Lorsqu’on vous dit par exemple : « Je ne nie pas ton expérience, hein, MAIS bon, quand même, je pense que tu exagères un peu », ne menacez pas de sortir le sécateur, malheureuse ! Ce brave homme cherche simplement à vous faire entendre raison. Après tout, il y a beaucoup d’autres problèmes dans le monde que le vôtre, même si vous êtes censés débattre de ce sujet précis !
Et puis « vous desservez votre cause », lorsque le Mâle trouve que vous parlez pour rien, c’est qu’il faut vous taire, petite gourgandine.
On demande des droits, d’accord, peut-être, éventuellement qu’On nous écoutera, mais pour ça, gamine, faut demander gentiment à papa. Allez, je sais que tu en es capable.
Plus sérieusement. Comme disait Christiane Rochefort :
Il y a un moment où il faut sortir les couteaux.
C’est juste un fait. Purement technique.
Il est hors de question que l’oppresseur aille comprendre de lui-même qu’il opprime, puisque ça ne le fait pas souffrir : mettez-vous à sa place.
Ce n’est pas son chemin.
Le lui expliquer est sans utilité.
L’oppresseur n’entend pas ce que dit son opprimé comme un langage mais comme un bruit. C’est dans la définition de l’oppression.
En particulier les « plaintes » de l’opprimé sont sans effet, car naturelles. Pour l’oppresseur il n’y a pas d’oppression, forcément, mais un fait de nature.
Bonus : Capacité d’énervement exponentielle. Je ne sais pas pour vous, mais moi quand on me dit d’une voix doucereuse de me calmer, je hurle encore plus fort.

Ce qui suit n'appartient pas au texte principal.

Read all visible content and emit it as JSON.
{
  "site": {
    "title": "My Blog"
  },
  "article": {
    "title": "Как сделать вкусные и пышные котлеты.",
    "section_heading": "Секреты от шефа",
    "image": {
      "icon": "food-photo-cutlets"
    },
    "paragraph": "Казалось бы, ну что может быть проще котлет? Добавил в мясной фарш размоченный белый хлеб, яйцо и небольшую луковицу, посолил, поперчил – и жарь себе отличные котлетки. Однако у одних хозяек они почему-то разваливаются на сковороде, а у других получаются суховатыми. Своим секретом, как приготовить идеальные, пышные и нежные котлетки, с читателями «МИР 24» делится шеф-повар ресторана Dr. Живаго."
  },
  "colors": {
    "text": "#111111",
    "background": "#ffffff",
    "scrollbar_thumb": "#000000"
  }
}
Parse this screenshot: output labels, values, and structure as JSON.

Parade : Le pousser lui aussi à l’énervement en lui disant par exemple des trucs pas cool sur la testostérone ou les testicules, puis lui demander de se calmer. C’est pas bon pour le cœur.
#3 « Feminazi »
La technique utilisée ici est celle de l’épouvantail. Fastoche.
La reconnaissance du féminicide dans la loi permettra aux féministes de faire enfermer n’importe qui sous de fausses accusations !

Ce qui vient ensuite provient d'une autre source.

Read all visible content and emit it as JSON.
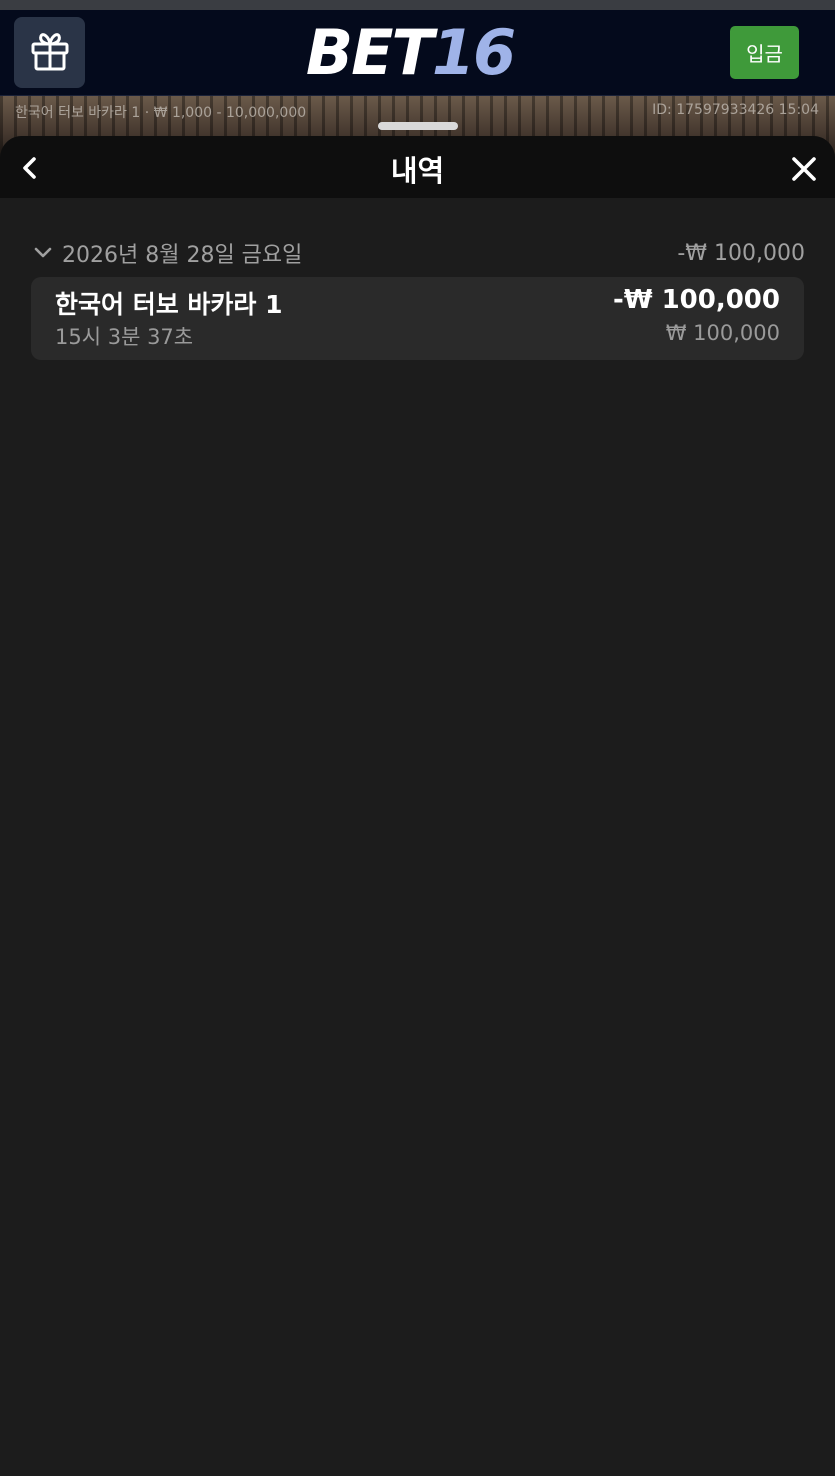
{
  "header": {
    "logo_main": "BET",
    "logo_number": "16",
    "deposit_label": "입금",
    "icons": {
      "gift": "gift-icon"
    },
    "colors": {
      "bar_bg": "#040a1c",
      "deposit_bg": "#3f9a3a",
      "logo_accent": "#9fb3e8"
    }
  },
  "game_info": {
    "table_limits": "한국어 터보 바카라 1 · ₩ 1,000 - 10,000,000",
    "round_id": "ID: 17597933426 15:04"
  },
  "sheet": {
    "title": "내역",
    "icons": {
      "back": "chevron-left-icon",
      "close": "close-icon"
    }
  },
  "history": {
    "groups": [
      {
        "date": "2026년 8월 28일 금요일",
        "total": "-₩ 100,000",
        "expanded": true,
        "entries": [
          {
            "game": "한국어 터보 바카라 1",
            "time": "15시 3분 37초",
            "result": "-₩ 100,000",
            "stake": "₩ 100,000"
          }
        ]
      }
    ]
  }
}
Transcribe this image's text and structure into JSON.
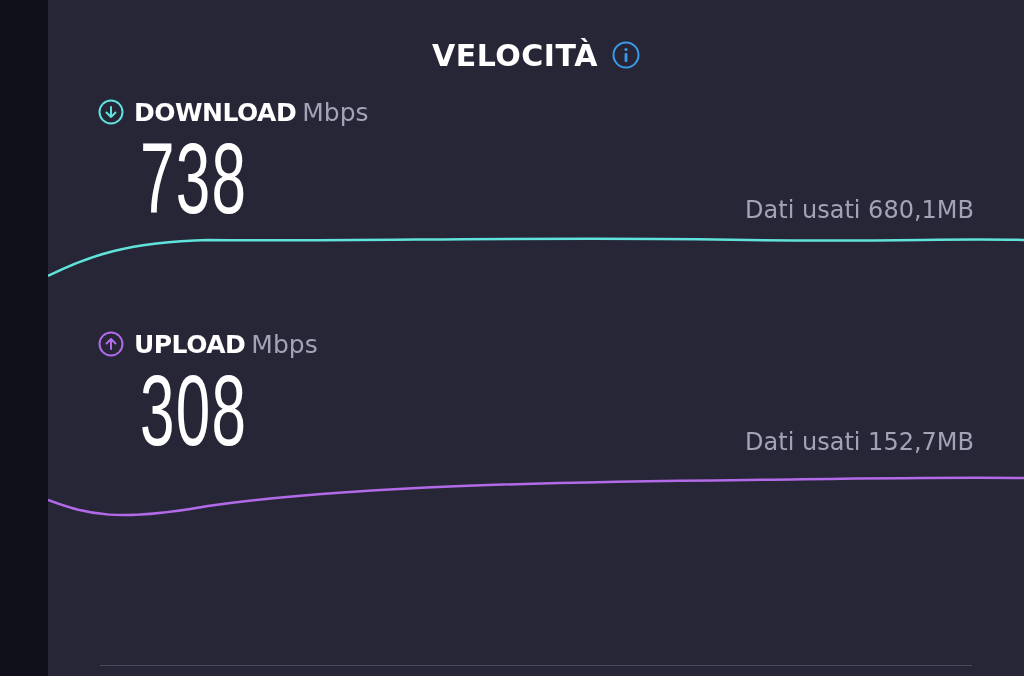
{
  "title": "VELOCITÀ",
  "metrics": [
    {
      "kind": "download",
      "label": "DOWNLOAD",
      "unit": "Mbps",
      "value": "738",
      "data_used": "Dati usati 680,1MB"
    },
    {
      "kind": "upload",
      "label": "UPLOAD",
      "unit": "Mbps",
      "value": "308",
      "data_used": "Dati usati 152,7MB"
    }
  ]
}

Les anti-abolitionnistes veulent que des gamines de 14 ans se prostituent !
L’adoption d’enfants par les couples homosexuels est la porte ouverte à la pédophilie !
Vous avez reconnu certains arguments de la LMPT ? C’est normal. La fameuse « djeundeur theory » et les élucubrations sur l’apprentissage de la masturbation à l’école sont de bons exemples de cette technique. Prenez un bout de phrase au hasard, tripatouillez, rendez-le méconnaissable, et hop !

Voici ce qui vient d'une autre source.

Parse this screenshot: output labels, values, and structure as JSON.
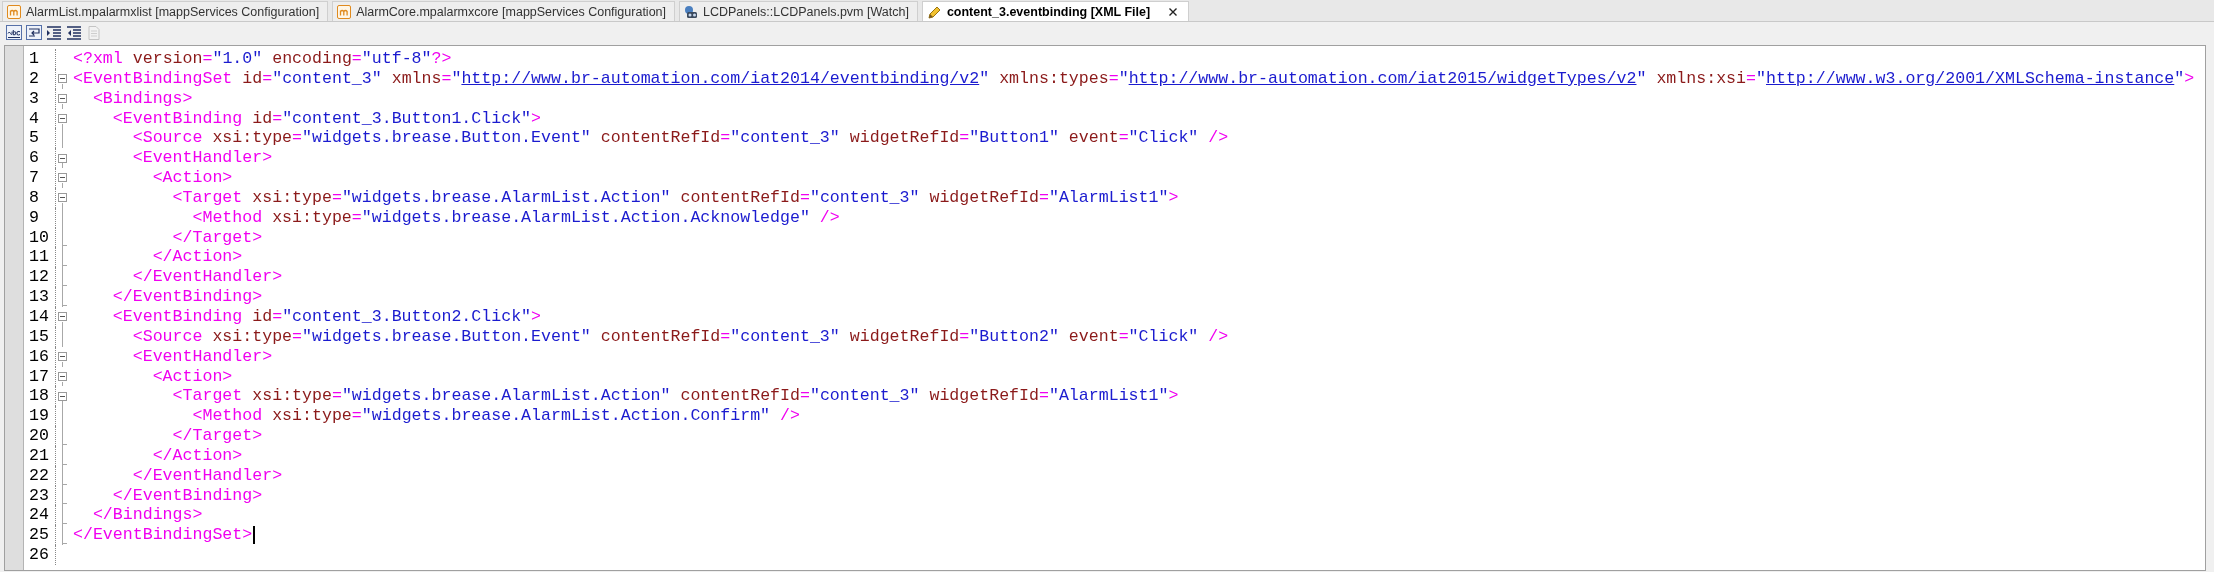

L’utilisation du terme « feminazi » en est une bonne illustration :
- Les féministes veulent l’égalité femmes/hommes et donc que tous aient les mêmes privilèges.
- Si tout le monde a les mêmes privilèges que moi, je ne suis plus privilégié !
- Si les hommes ne sont plus privilégiés, ils seront en position de faiblesse.
- Si les hommes sont en position de faiblesse, les femmes feront tout ce qu’elles veulent.
- …et vont donc conquérir le monde par la force et construire des camps de concentration misandres.
- Donc le but des femmes est de conquérir le monde par la force blabla misandrie.
Bonus : Le mot « feminazi » est le Point Godwin de la discussion. Littéralement.
Parade :
[…]there’s a useful quick check to find out if someone’s an asshole, and it works on both sides: Ask them how they feel about transgender people. That’ll identify who truly cares about equality and who’s just being an asshole real quick.
Il existe un moyen très simple de savoir si quelqu’un est un tocard, et ça marche dans les deux sens : demandez-leur quel est le ressenti par rapport aux trans. Cela vous permettra d’identifier très rapidement qui se préoccupe réellement d’égalité et qui est un vrai abruti.
#2 Les enfants qui meurent de faim
Et les femmes en Afghanistan, hein ?
BIM, se dit-il, je l’ai bien mouchée, cette greluche !
Ou pas.
Cet « argument » revient systématiquement et permet de manière bien commode de détourner l’attention du sujet principal.
Donc en résumant, seuls les « vrais opprimés » méritent qu’on porte leur voix. Genre les enfants qui meurent de faim là-bas-loin-en-Afrique (même si l’Afrique n’est pas un pays). Les autres sont des privilégiés en comparaison, et n’ont qu’à fermer leur gueule.
Bien sûr, les gens de loin-là-bas méritent qu’on porte leur voix. Au-delà du fait que ce type d’affirmation est une tactique bien mal déguisée de fermer le débat, plusieurs problèmes se posent, dont celui du relent néocolonialiste qui refoule bien du goulot quand même.
Bonus : Cette technique, d’autant plus si elle est construite à l’aide de liens et de photos, vous fera vous sentir coupable. Et à juste titre, car oui, c’est vrai, on n’en fait pas assez.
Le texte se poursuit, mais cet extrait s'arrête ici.